The interesting thing is that there were several who were on board 
from day one and have been at work for a while now.  A self-chosen
group.  
VRML did not start that way. It was a list that eventually spawned
a VAG, also self-appointed but selected as well by the moderator.
Same results, different and open process.

> I would also have been happier
> to  see Jean outline some of his positions to the WG; but if you look at the
> brutal ERB meeting schedule, it becomes clear why only unemployed layabouts
> like myself and James Clark, and those who can type faster than 3 people
> can talk, such as Michael S-McQ and Eliot Kimber, can really afford to pitch
> in there and also carry lances in WG-land.  

This is a bit too important for such excuses.  Sorry, Tim, but a lot 
of us have brutal schedules.

> The main role of the ERB was to
> listen to the WG, and to vote.  We did those things.

Yes.
 
> 2. Role and Transparency of the ERB
> 
> I think that if we could have had a much larger-scale, slower, more
> collegial process, we would have had a better XML.  But we would
> have had it in 1998, with luck.  The ERB was the only way to make this
> happen in Internet time.

Interesting.  Self-appointed panic as well.
 
> Secondly, all the votes of the ERB are a matter of public record.  You
> can certainly find some trends there (Bray voting for minimalism at all
> costs, Maler for SGML micro-consistency, Kimber for a larger subset,
> Sperberg-McQueen for a richer authoring environment) but you can *not*
> find evidence of any sleazy corporate machinations.  Because there
> weren't any.

I didn't say there were.  You are making up things, Tim.  I point 
out that in the case of grandfathering HTML, you serve the economic 
interests of two corporations who are the only serious contenders 
in the HTML browser industry.   That is not conspiracy.  That you 
serve the interests of the HTML authors is also true, but this 
is not about HTML or any specific SGML application.  If it is, then 
it is time for many of us to go on to other more important work.
There are many SGML applications.   Your own feelings about that 
are clear and a matter of record.  So are mine.  We can leave it 
at that.

> Consider the makeup of the 11 voting members.  5 have no vendor
> affiliations (Bray, Clark, Kimber, Magliery, Sperberg-McQueen) 3
> come from established SGML vendors (DeRose, Maler, Sharpe), 2 from
> big system vendors (whose SGML plans if any are opaque to me at
> least) (Bosak, Hollander), and Paoli from Microsoft.  If you think that
> Jean, even if he had been pushing a diabolical corporate agenda, could
> buffalo this collection of obsessive-compulsives, pedantic purists, and
> get-it-done-now engineers... gimme a break.

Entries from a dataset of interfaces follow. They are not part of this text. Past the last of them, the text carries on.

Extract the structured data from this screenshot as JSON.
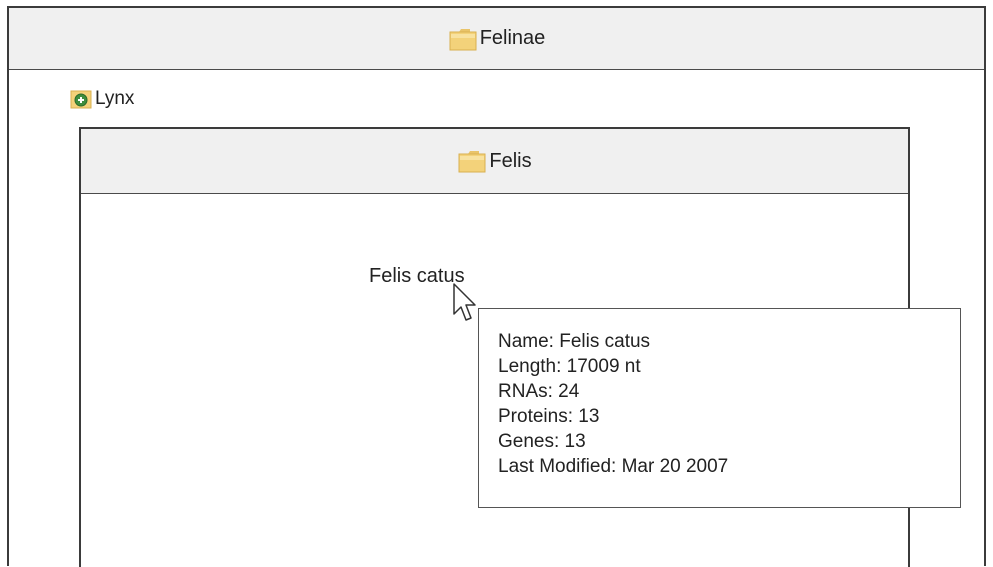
{
  "outer_panel": {
    "title": "Felinae",
    "icon": "folder-icon"
  },
  "collapsed_node": {
    "label": "Lynx",
    "icon": "expand-node-icon"
  },
  "inner_panel": {
    "title": "Felis",
    "icon": "folder-icon"
  },
  "leaf": {
    "label": "Felis catus"
  },
  "tooltip": {
    "name": "Name: Felis catus",
    "length": "Length: 17009 nt",
    "rnas": "RNAs: 24",
    "proteins": "Proteins: 13",
    "genes": "Genes: 13",
    "last_modified": "Last Modified: Mar 20 2007"
  },
  "colors": {
    "folder": "#f3d27a",
    "header_bg": "#f0f0f0",
    "border": "#3b3b3b",
    "node_green": "#3e8e3e"
  }
}
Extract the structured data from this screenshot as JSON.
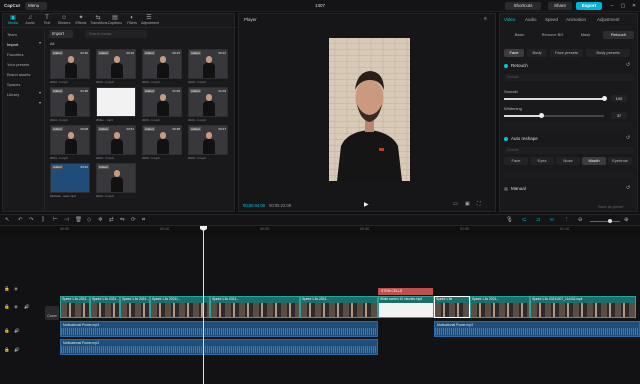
{
  "app": {
    "logo": "CapCut",
    "menu_label": "Menu",
    "project_title": "1307",
    "shortcuts_label": "Shortcuts",
    "share_label": "Share",
    "export_label": "Export",
    "accent": "#00c8e0"
  },
  "media": {
    "tabs": [
      {
        "label": "Media",
        "icon": "media-icon"
      },
      {
        "label": "Audio",
        "icon": "audio-icon"
      },
      {
        "label": "Text",
        "icon": "text-icon"
      },
      {
        "label": "Stickers",
        "icon": "stickers-icon"
      },
      {
        "label": "Effects",
        "icon": "effects-icon"
      },
      {
        "label": "Transitions",
        "icon": "transitions-icon"
      },
      {
        "label": "Captions",
        "icon": "captions-icon"
      },
      {
        "label": "Filters",
        "icon": "filters-icon"
      },
      {
        "label": "Adjustment",
        "icon": "adjustment-icon"
      }
    ],
    "side_items": [
      "Team",
      "Import",
      "Favorites",
      "Your presets",
      "Brand assets",
      "Spaces",
      "Library"
    ],
    "import_label": "Import",
    "search_placeholder": "Search media",
    "all_label": "All",
    "thumbs": [
      {
        "badge": "Added",
        "dur": "01:30",
        "cap": "2024...1.mp4"
      },
      {
        "badge": "Added",
        "dur": "00:10",
        "cap": "2024...1.mp4"
      },
      {
        "badge": "Added",
        "dur": "00:15",
        "cap": "2024...1.mp4"
      },
      {
        "badge": "Added",
        "dur": "00:12",
        "cap": "2024...1.mp4"
      },
      {
        "badge": "Added",
        "dur": "01:38",
        "cap": "2024...1.mp4"
      },
      {
        "badge": "",
        "dur": "",
        "cap": "White ...mp4"
      },
      {
        "badge": "Added",
        "dur": "01:28",
        "cap": "2024...1.mp4"
      },
      {
        "badge": "Added",
        "dur": "01:04",
        "cap": "2024...1.mp4"
      },
      {
        "badge": "Added",
        "dur": "00:08",
        "cap": "2024...1.mp4"
      },
      {
        "badge": "Added",
        "dur": "00:51",
        "cap": "2024...1.mp4"
      },
      {
        "badge": "Added",
        "dur": "00:38",
        "cap": "2024...1.mp4"
      },
      {
        "badge": "Added",
        "dur": "00:47",
        "cap": "2024...1.mp4"
      },
      {
        "badge": "Added",
        "dur": "05:52",
        "cap": "Motivati...ower.mp3"
      },
      {
        "badge": "Added",
        "dur": "",
        "cap": "2024...1.mp4"
      }
    ]
  },
  "player": {
    "title": "Player",
    "timecode_current": "00:00:04:00",
    "timecode_total": "00:05:22:09"
  },
  "props": {
    "tabs": [
      "Video",
      "Audio",
      "Speed",
      "Animation",
      "Adjustment"
    ],
    "sub_tabs": [
      "Basic",
      "Remove BG",
      "Mask",
      "Retouch"
    ],
    "face_tabs": [
      "Face",
      "Body",
      "Face presets",
      "Body presets"
    ],
    "retouch_label": "Retouch",
    "smooth_label": "Smooth",
    "smooth_value": "100",
    "smooth_level": 1.0,
    "whitening_label": "Whitening",
    "whitening_value": "37",
    "whitening_level": 0.37,
    "auto_reshape_label": "Auto reshape",
    "reshape_options": [
      "Face",
      "Eyes",
      "Nose",
      "Mouth",
      "Eyebrow"
    ],
    "manual_label": "Manual",
    "save_preset_label": "Save as preset"
  },
  "timeline": {
    "ruler_marks": [
      "00:00",
      "00:10",
      "00:20",
      "00:30",
      "01:00",
      "01:10"
    ],
    "cover_label": "Cover",
    "sticker_label": "STEM CELLS",
    "video_clips": [
      {
        "cap": "Speed 1.5x  2024..."
      },
      {
        "cap": "Speed 1.5x  2024..."
      },
      {
        "cap": "Speed 1.5x  2024..."
      },
      {
        "cap": "Speed 1.5x  20241..."
      },
      {
        "cap": "Speed 1.5x  2024..."
      },
      {
        "cap": "Speed 1.5x  2024..."
      },
      {
        "cap": "White screen 10 minutes.mp4"
      },
      {
        "cap": "Speed 1.5x"
      },
      {
        "cap": "Speed 1.5x  2024..."
      },
      {
        "cap": "Speed 1.5x  20241007_114432.mp4"
      }
    ],
    "audio_top": [
      "Motivational Power.mp3",
      "Motivational Power.mp3"
    ],
    "audio_bottom": [
      "Motivational Power.mp3"
    ]
  }
}
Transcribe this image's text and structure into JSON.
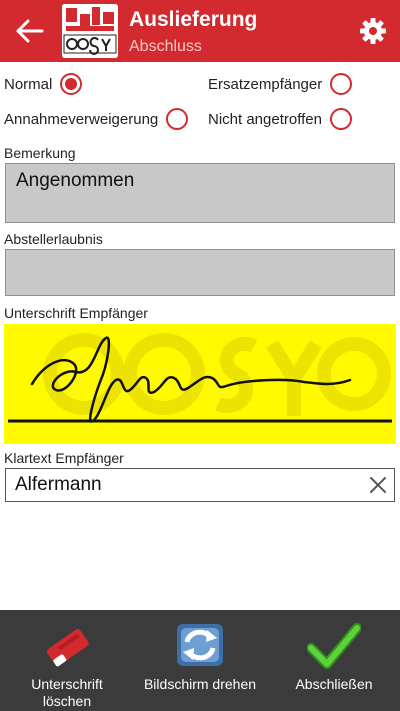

I am not attacking Jean.  I am saying, let microsoft make some 
contributions to this working list.  Otherwise, let the HTML 
justifications for bad design go because the owner of the 
application is not interested in contributing.

 > 3. On the nature of appropriate debate
> 
> It is perfectly reasonable to disagree with the selection of predefined
> attributes (I do) and politico-technical design compromises (as Lee and
> Bob Streich do) and deviations from 8879 no matter how minor (as Charles
> does).  It is not appropriate or useful, at this point, to start sliming
> the process because it producec some results you didn't like.

You are over the mark, Tim.  I am not sliming this process.  I am
objecting 
to it.

> This conspiracy soapbox is unworthy of you, Len, and has no basis in fact.
> Climb down.

Take the obnoxious reading elsewhere, Tim.  You are talking conspiracy
and
that is a charge unworthy of you.  I am talking bad design being
defended 
by mediocre justfications, and noting that such things are being 
voted into the spec.  That isn't conspiracy.  It is poor judgement.